Jail time for GoFundMe theft

Woman took thousands raised to pay for friend’s funeral

Staff photo by DAMIEN FISHER Krystal Gentley, 28, talks to her attorney, Marc Gouthro, at her plea and sentencing hearing Friday in Hillsborough County Superior Court in Nashua.

NASHUA – The woman who stole close to $5,000 from the GoFundMe campaign meant to pay for her best friend’s funeral is heading to jail as part of a plea agreement reached Friday in Hillsborough County Superior Court.

Krystal Gentley, 28, changed her plea to guilty on one felony count of theft by unauthorized taking. Gentley cleaned out the GoFundMe campaign account that she set up to pay for expenses surrounding the funeral of her best friend, Tabitha L. Fauteux, the 26-year-old Hudson woman who died of an overdose in California after a long struggle with drug addiction.

“This was a horrific crime, and I think you know that,” Judge Charles Temple told Gentley.

When Fauteux died in November 2015, Gentley set up the GoFundMe campaign to raise money to transport the body of her best friend and to help the Fauteux family cover some of the funeral expenses. She told the family about the internet campaign, and many members of the Fauteux family and their friends contributed to the cause.

Within a couple of weeks, all of the more than $5,000 raised was gone. Gentley told Temple that she hit a hard financial situation soon after starting the campaign. Her husband had lost his job, she was behind on rent and utility payments, and she was worried about buying Christmas presents for her stepdaughter.

Assistant County Attorney Lisa Drescher told Temple that Gentley used the money for presents and to pay for a gastric bypass and a puppy. When the Fauteux family started asking her for the money to pay for their mounting expenses, Gentley lied, Drescher said.

Gentley’s biggest crime isn’t necessarily the theft of money, Drescher said, but the theft of trust.

“She took something from society as a whole, and that is basic trust,” Drescher said. “She is the person people worry about when they go on the internet.”

Sheila Fauteux, Tabitha Fauteux’s mother, wrote in a letter to the court that she wants to see Gentley go to jail for what she did to the family and to the memory of her daughter.

“You took advantage of our family at our weakest point,” Sheila Fauteux wrote. “I pray and hope there will be justice for your actions.”

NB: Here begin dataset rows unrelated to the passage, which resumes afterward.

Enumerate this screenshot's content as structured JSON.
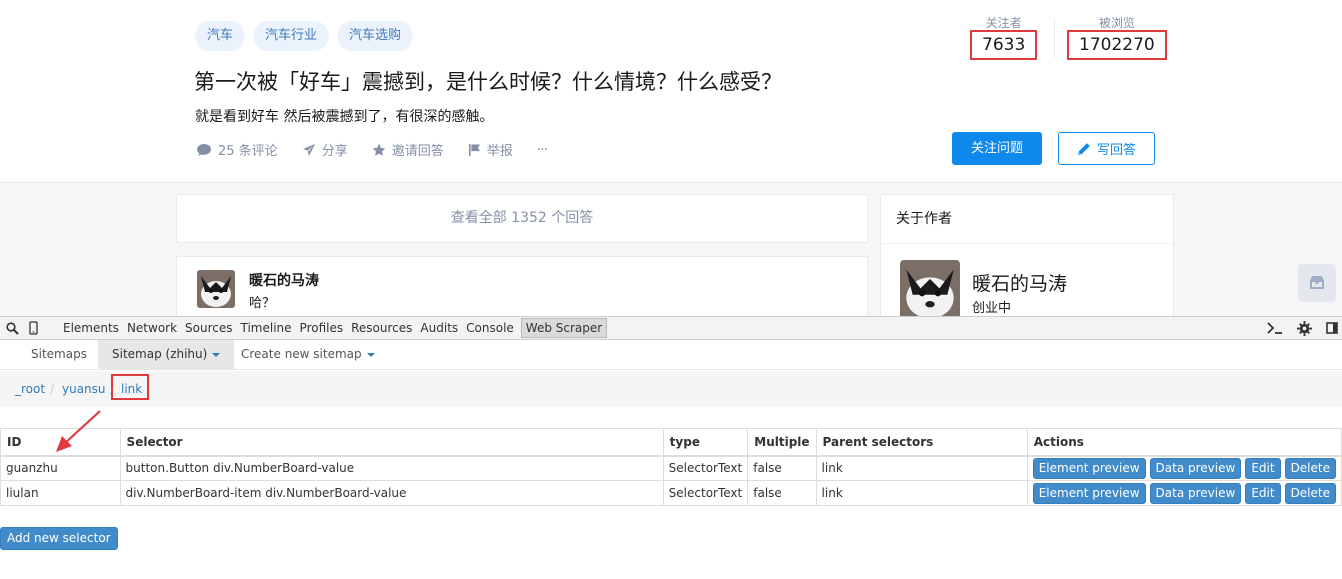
{
  "question": {
    "topics": [
      "汽车",
      "汽车行业",
      "汽车选购"
    ],
    "title": "第一次被「好车」震撼到，是什么时候？什么情境？什么感受？",
    "detail": "就是看到好车 然后被震撼到了，有很深的感触。",
    "actions": {
      "comments": "25 条评论",
      "share": "分享",
      "invite": "邀请回答",
      "report": "举报",
      "more": "···"
    },
    "followers_label": "关注者",
    "followers_value": "7633",
    "views_label": "被浏览",
    "views_value": "1702270",
    "follow_button": "关注问题",
    "write_button": "写回答"
  },
  "answers": {
    "view_all": "查看全部 1352 个回答",
    "first": {
      "author": "暖石的马涛",
      "bio": "哈？"
    }
  },
  "author_card": {
    "heading": "关于作者",
    "name": "暖石的马涛",
    "bio": "创业中"
  },
  "devtools": {
    "tabs": [
      "Elements",
      "Network",
      "Sources",
      "Timeline",
      "Profiles",
      "Resources",
      "Audits",
      "Console",
      "Web Scraper"
    ],
    "active_tab": "Web Scraper"
  },
  "webscraper": {
    "nav": {
      "sitemaps": "Sitemaps",
      "current_sitemap": "Sitemap (zhihu)",
      "create": "Create new sitemap"
    },
    "breadcrumb": [
      "_root",
      "yuansu",
      "link"
    ],
    "table": {
      "headers": [
        "ID",
        "Selector",
        "type",
        "Multiple",
        "Parent selectors",
        "Actions"
      ],
      "rows": [
        {
          "id": "guanzhu",
          "selector": "button.Button div.NumberBoard-value",
          "type": "SelectorText",
          "multiple": "false",
          "parent": "link"
        },
        {
          "id": "liulan",
          "selector": "div.NumberBoard-item div.NumberBoard-value",
          "type": "SelectorText",
          "multiple": "false",
          "parent": "link"
        }
      ],
      "action_labels": {
        "element_preview": "Element preview",
        "data_preview": "Data preview",
        "edit": "Edit",
        "delete": "Delete"
      }
    },
    "add_selector": "Add new selector"
  },
  "colors": {
    "highlight": "#e03a3e",
    "zhihu_blue": "#0f88eb",
    "bootstrap_primary": "#428bca"
  }
}
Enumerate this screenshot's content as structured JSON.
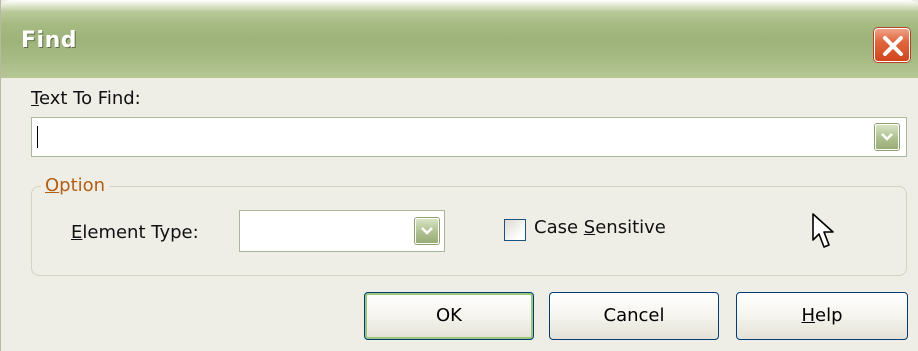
{
  "window": {
    "title": "Find",
    "close_icon": "close-icon"
  },
  "text_to_find": {
    "label_hotkey": "T",
    "label_rest": "ext To Find:",
    "value": ""
  },
  "option_group": {
    "legend_hotkey": "O",
    "legend_rest": "ption"
  },
  "element_type": {
    "label_hotkey": "E",
    "label_rest": "lement Type:",
    "value": ""
  },
  "case_sensitive": {
    "label_before": "Case ",
    "label_hotkey": "S",
    "label_after": "ensitive",
    "checked": false
  },
  "buttons": {
    "ok": "OK",
    "cancel": "Cancel",
    "help_hotkey": "H",
    "help_rest": "elp"
  },
  "colors": {
    "titlebar": "#a6bb82",
    "close_button": "#e0653c",
    "legend_text": "#b45e14",
    "button_border": "#003c74"
  }
}
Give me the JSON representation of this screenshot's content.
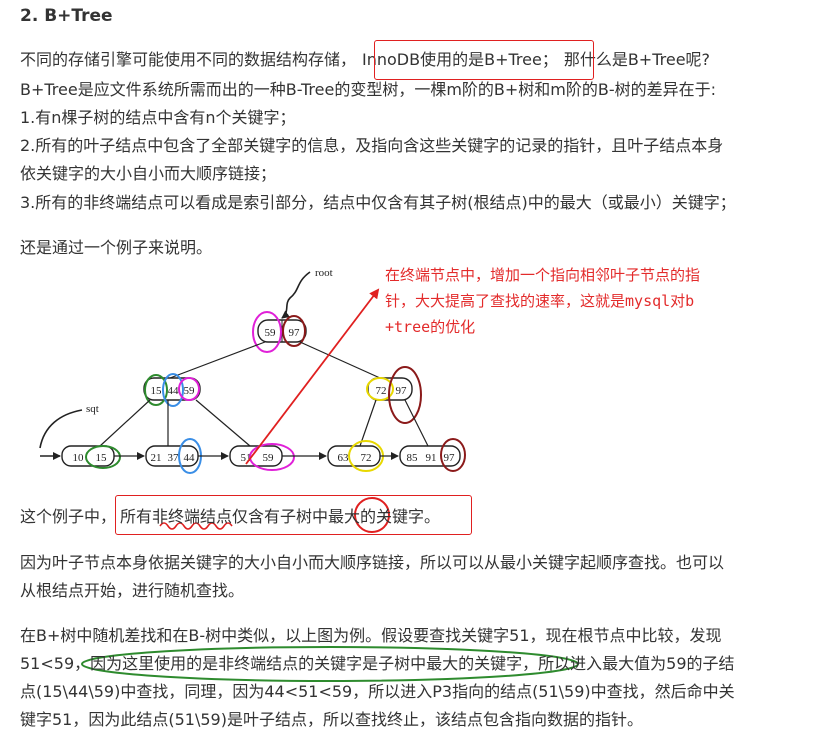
{
  "heading": "2. B+Tree",
  "paragraph1": {
    "line1a": "不同的存储引擎可能使用不同的数据结构存储，",
    "line1b": "InnoDB使用的是B+Tree；",
    "line1c": "那什么是B+Tree呢?",
    "line2": "B+Tree是应文件系统所需而出的一种B-Tree的变型树，一棵m阶的B+树和m阶的B-树的差异在于:",
    "line3": "1.有n棵子树的结点中含有n个关键字；",
    "line4": "2.所有的叶子结点中包含了全部关键字的信息，及指向含这些关键字的记录的指针，且叶子结点本身",
    "line5": "依关键字的大小自小而大顺序链接；",
    "line6": "3.所有的非终端结点可以看成是索引部分，结点中仅含有其子树(根结点)中的最大（或最小）关键字；"
  },
  "example_intro": "还是通过一个例子来说明。",
  "diagram": {
    "root_label": "root",
    "sqt_label": "sqt",
    "root_keys": [
      "59",
      "97"
    ],
    "internal_left": [
      "15",
      "44",
      "59"
    ],
    "internal_right": [
      "72",
      "97"
    ],
    "leaves": [
      [
        "10",
        "15"
      ],
      [
        "21",
        "37",
        "44"
      ],
      [
        "51",
        "59"
      ],
      [
        "63",
        "72"
      ],
      [
        "85",
        "91",
        "97"
      ]
    ],
    "annotation_lines": [
      "在终端节点中，增加一个指向相邻叶子节点的指",
      "针，大大提高了查找的速率，这就是mysql对b",
      "+tree的优化"
    ],
    "colors": {
      "magenta": "#e020d8",
      "darkred": "#8b1a1a",
      "green": "#2e8b2e",
      "blue": "#3a8ee6",
      "yellow": "#e8d800",
      "red": "#e02020"
    }
  },
  "example_line": {
    "prefix": "这个例子中，",
    "boxed": "所有非终端结点仅含有子树中最大的关键字。"
  },
  "paragraph2": {
    "line1": "因为叶子节点本身依据关键字的大小自小而大顺序链接，所以可以从最小关键字起顺序查找。也可以",
    "line2": "从根结点开始，进行随机查找。"
  },
  "paragraph3": {
    "line1": "在B+树中随机差找和在B-树中类似，以上图为例。假设要查找关键字51，现在根节点中比较，发现",
    "line2a": "51<59，",
    "line2b": "因为这里使用的是非终端结点的关键字是子树中最大的关键字",
    "line2c": "，所以进入最大值为59的子结",
    "line3": "点(15\\44\\59)中查找，同理，因为44<51<59，所以进入P3指向的结点(51\\59)中查找，然后命中关",
    "line4": "键字51，因为此结点(51\\59)是叶子结点，所以查找终止，该结点包含指向数据的指针。"
  }
}
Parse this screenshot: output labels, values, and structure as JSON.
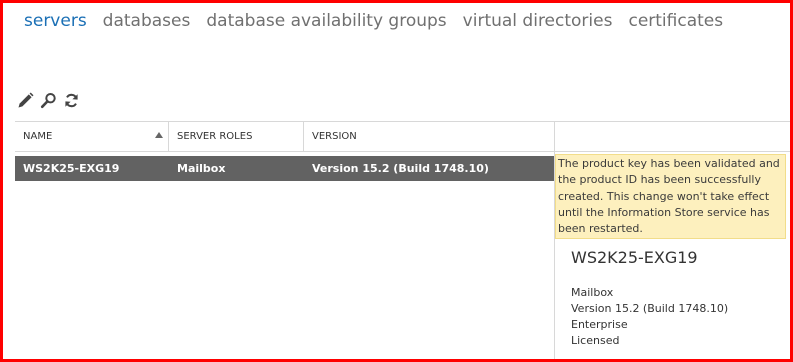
{
  "tabs": [
    {
      "label": "servers",
      "active": true
    },
    {
      "label": "databases",
      "active": false
    },
    {
      "label": "database availability groups",
      "active": false
    },
    {
      "label": "virtual directories",
      "active": false
    },
    {
      "label": "certificates",
      "active": false
    }
  ],
  "toolbar": {
    "icons": [
      "edit-icon",
      "search-icon",
      "refresh-icon"
    ]
  },
  "table": {
    "columns": [
      "NAME",
      "SERVER ROLES",
      "VERSION"
    ],
    "sort": {
      "column": "NAME",
      "direction": "ascending"
    },
    "rows": [
      {
        "name": "WS2K25-EXG19",
        "roles": "Mailbox",
        "version": "Version 15.2 (Build 1748.10)",
        "selected": true
      }
    ]
  },
  "details": {
    "notice": "The product key has been validated and the product ID has been successfully created. This change won't take effect until the Information Store service has been restarted.",
    "title": "WS2K25-EXG19",
    "lines": [
      "Mailbox",
      "Version 15.2 (Build 1748.10)",
      "Enterprise",
      "Licensed"
    ]
  },
  "colors": {
    "accent": "#1a6fb5",
    "selected_row": "#626262",
    "notice_bg": "#fdf0be",
    "frame": "#ff0000"
  }
}
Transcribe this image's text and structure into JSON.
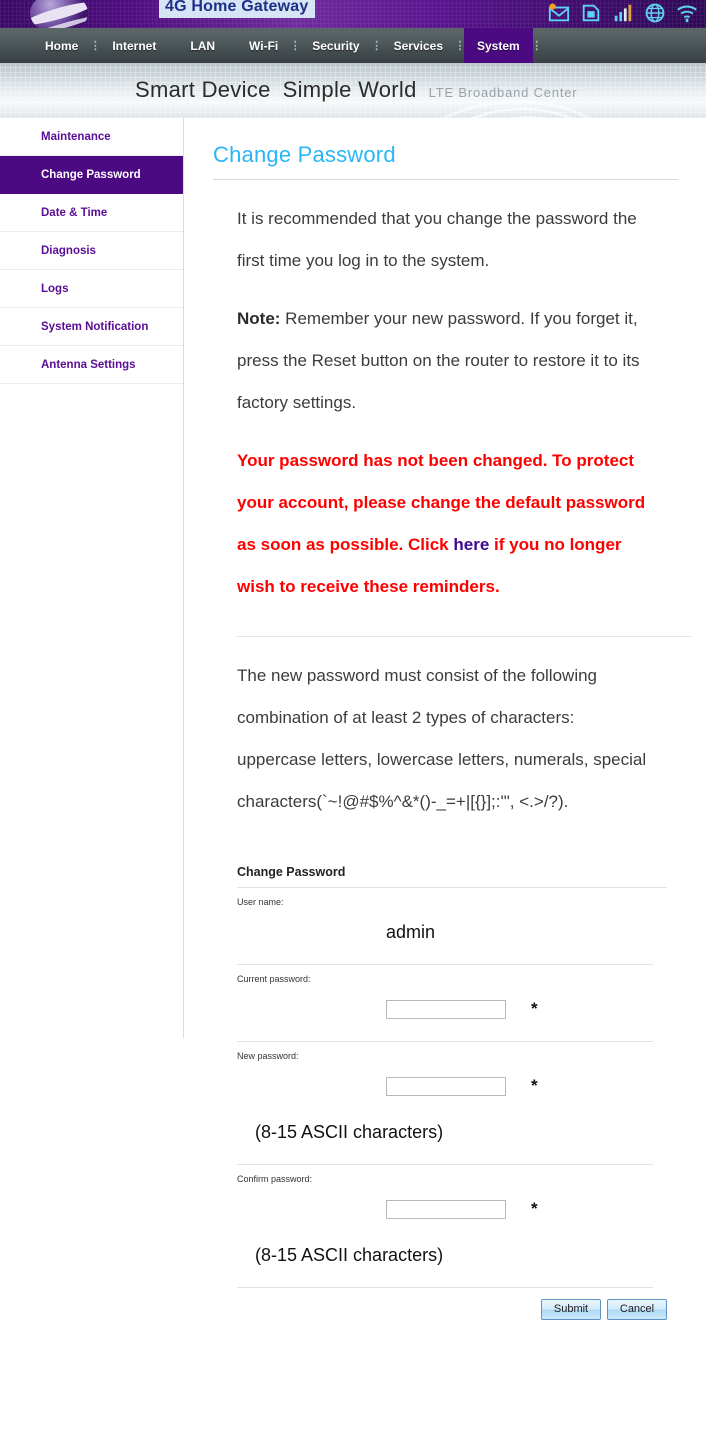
{
  "header": {
    "gateway_title": "4G Home Gateway",
    "logo_name": "telecom-globe-logo",
    "status_icons": [
      {
        "name": "sms-message-icon",
        "label": "SMS"
      },
      {
        "name": "sim-card-icon",
        "label": "SIM"
      },
      {
        "name": "signal-strength-icon",
        "label": "Signal"
      },
      {
        "name": "internet-globe-icon",
        "label": "Internet"
      },
      {
        "name": "wifi-icon",
        "label": "Wi-Fi"
      }
    ]
  },
  "nav": {
    "items": [
      {
        "label": "Home",
        "active": false
      },
      {
        "label": "Internet",
        "active": false
      },
      {
        "label": "LAN",
        "active": false
      },
      {
        "label": "Wi-Fi",
        "active": false
      },
      {
        "label": "Security",
        "active": false
      },
      {
        "label": "Services",
        "active": false
      },
      {
        "label": "System",
        "active": true
      }
    ],
    "separator": "⋮"
  },
  "banner": {
    "slogan_1": "Smart Device",
    "slogan_2": "Simple World",
    "subslogan": "LTE Broadband Center"
  },
  "sidebar": {
    "items": [
      {
        "label": "Maintenance",
        "active": false
      },
      {
        "label": "Change Password",
        "active": true
      },
      {
        "label": "Date & Time",
        "active": false
      },
      {
        "label": "Diagnosis",
        "active": false
      },
      {
        "label": "Logs",
        "active": false
      },
      {
        "label": "System Notification",
        "active": false
      },
      {
        "label": "Antenna Settings",
        "active": false
      }
    ]
  },
  "main": {
    "page_title": "Change Password",
    "intro": "It is recommended that you change the password the first time you log in to the system.",
    "note_label": "Note:",
    "note_text": " Remember your new password. If you forget it, press the Reset button on the router to restore it to its factory settings.",
    "warning_part1": "Your password has not been changed. To protect your account, please change the default password as soon as possible. Click ",
    "warning_link": "here",
    "warning_part2": " if you no longer wish to receive these reminders.",
    "requirements": "The new password must consist of the following combination of at least 2 types of characters: uppercase letters, lowercase letters, numerals, special characters(`~!@#$%^&*()-_=+|[{}];:'\", <.>/?)."
  },
  "form": {
    "title": "Change Password",
    "username_label": "User name:",
    "username_value": "admin",
    "current_label": "Current password:",
    "current_value": "",
    "new_label": "New password:",
    "new_value": "",
    "confirm_label": "Confirm password:",
    "confirm_value": "",
    "required_mark": "*",
    "length_hint": "(8-15 ASCII characters)",
    "submit_label": "Submit",
    "cancel_label": "Cancel"
  },
  "colors": {
    "brand_purple": "#4b0a82",
    "title_blue": "#29b6f6",
    "warning_red": "#ff0000",
    "link_indigo": "#3d0a94",
    "nav_grey": "#4e585b"
  }
}
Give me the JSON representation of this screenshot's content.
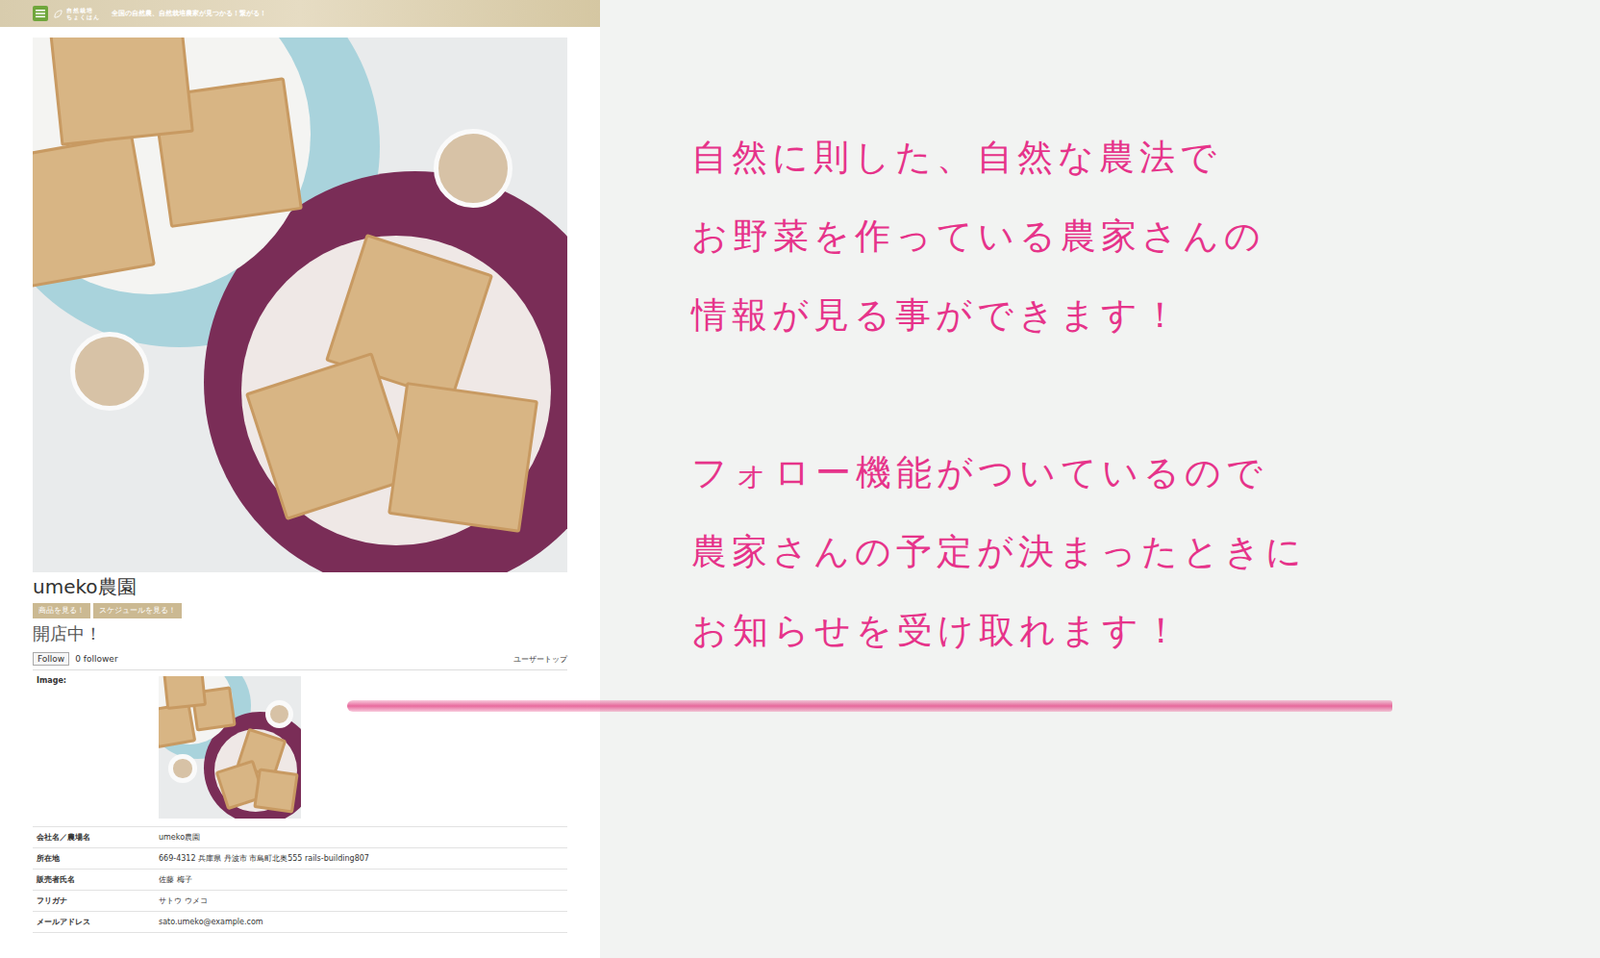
{
  "site": {
    "logo": [
      "自然栽培",
      "ちょくはん"
    ],
    "tagline": "全国の自然農、自然栽培農家が見つかる！繋がる！"
  },
  "farm": {
    "name": "umeko農園",
    "buttons": [
      "商品を見る！",
      "スケジュールを見る！"
    ],
    "status": "開店中！"
  },
  "follow": {
    "button": "Follow",
    "count": "0 follower",
    "link": "ユーザートップ"
  },
  "details": {
    "image_label": "Image:",
    "rows": [
      {
        "label": "会社名／農場名",
        "value": "umeko農園"
      },
      {
        "label": "所在地",
        "value": "669-4312 兵庫県 丹波市 市島町北奥555 rails-building807"
      },
      {
        "label": "販売者氏名",
        "value": "佐藤 梅子"
      },
      {
        "label": "フリガナ",
        "value": "サトウ ウメコ"
      },
      {
        "label": "メールアドレス",
        "value": "sato.umeko@example.com"
      }
    ]
  },
  "notes": {
    "paragraphs": [
      [
        "自然に則した、自然な農法で",
        "お野菜を作っている農家さんの",
        "情報が見る事ができます！"
      ],
      [
        "フォロー機能がついているので",
        "農家さんの予定が決まったときに",
        "お知らせを受け取れます！"
      ]
    ]
  }
}
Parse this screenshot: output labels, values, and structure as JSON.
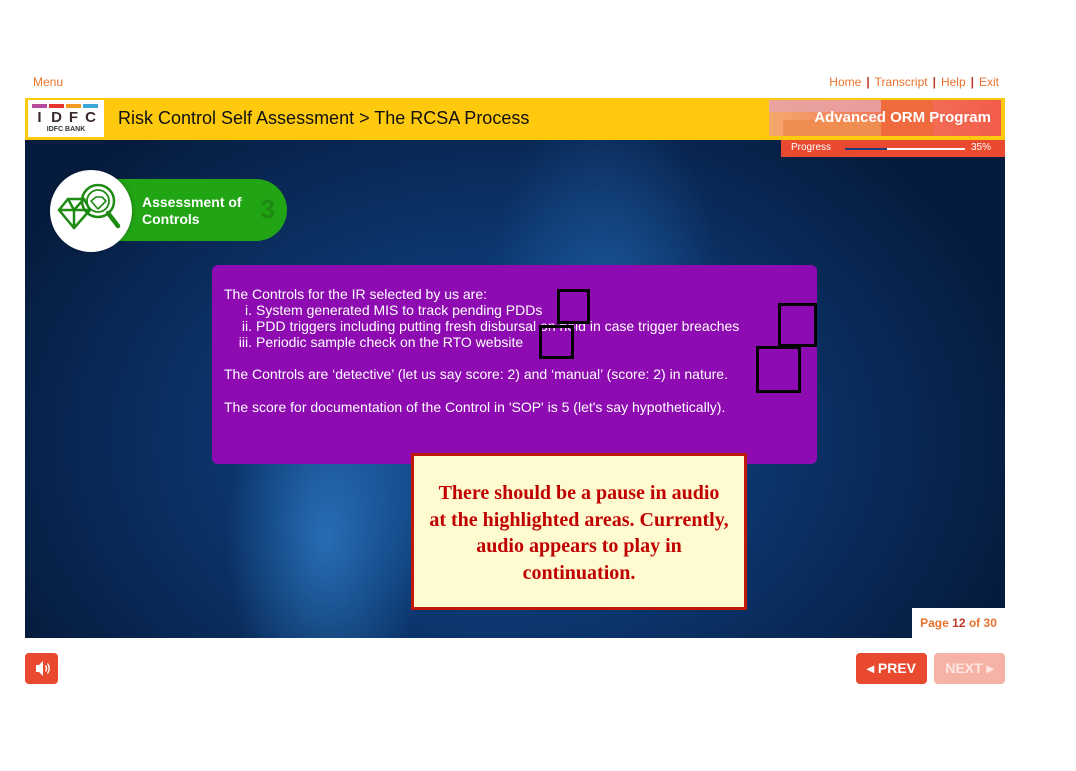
{
  "topbar": {
    "menu": "Menu",
    "links": [
      "Home",
      "Transcript",
      "Help",
      "Exit"
    ]
  },
  "header": {
    "logo_letters": [
      "I",
      "D",
      "F",
      "C"
    ],
    "logo_letter_colors": [
      "#b84a9c",
      "#e7352c",
      "#f39a20",
      "#3aa6d9"
    ],
    "logo_subtext": "IDFC BANK",
    "title": "Risk Control Self Assessment > The RCSA Process",
    "program": "Advanced ORM Program"
  },
  "progress": {
    "label": "Progress",
    "value": 0.35,
    "percent_text": "35%"
  },
  "section": {
    "label_line1": "Assessment of",
    "label_line2": "Controls",
    "number": "3",
    "icon": "diamond-magnifier-icon"
  },
  "content": {
    "intro": "The Controls for the IR selected by us are:",
    "items": [
      {
        "marker": "i.",
        "text": "System generated MIS to track pending PDDs"
      },
      {
        "marker": "ii.",
        "text": "PDD triggers including putting fresh disbursal on hold in case trigger breaches"
      },
      {
        "marker": "iii.",
        "text": "Periodic sample check on the RTO website"
      }
    ],
    "para2": "The Controls are ‘detective’ (let us say score: 2) and ‘manual’ (score: 2) in nature.",
    "para3": "The score for documentation of the Control in 'SOP' is 5 (let's say hypothetically)."
  },
  "annotation": {
    "note": "There should be a pause in audio at the highlighted areas. Currently, audio appears to play in continuation."
  },
  "page": {
    "prefix": "Page",
    "current": "12",
    "separator": "of",
    "total": "30"
  },
  "controls": {
    "audio_icon": "speaker-icon",
    "prev": "PREV",
    "next": "NEXT"
  },
  "colors": {
    "accent": "#e8492f",
    "header_yellow": "#ffc90e",
    "panel_purple": "#8e0ab1",
    "section_green": "#22a514",
    "note_red": "#c00000"
  }
}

Gentley’s plea agreement came as a capped plea, meaning both sides agreed to a maximum amount of jail time that could be imposed. In this case, the maximum was set at 12 months in jail. While Drescher asked for all 12 months, Gentley’s attorney, Marc Gouthro, asked for no jail time given the notoriety Gentley has gained and the impact it has had on her life.

Gentley is unemployed and homeless, he said. She lost her last job four weeks in when her co-workers discovered the story of the GoFundMe theft. She has been living with friends when she can, but has mostly been living in her car.

“I hope you sense the devastation that you caused,” Temple said.

Gentley expressed sorrow to the Fauteux for her actions in taking the money. She told the Fauteux family that she intended to pay back the money she took, but her life spiraled out of control.

“It’s too late to take back the choice I made,” she said.

Temple ordered Gentley to make restitution to the GoFundMe corporation. The company, upon learning about the theft, sent money to the Fauteux family to cover their loss. He also ordered Gentley to serve six months in jail, with another six months suspended for a period of five years. During that five years, whe will be on probation, and must pay the money back and remain on good behavior.

Gentley is also prohibited from using GoFundMe or other similar fundraising internet sites.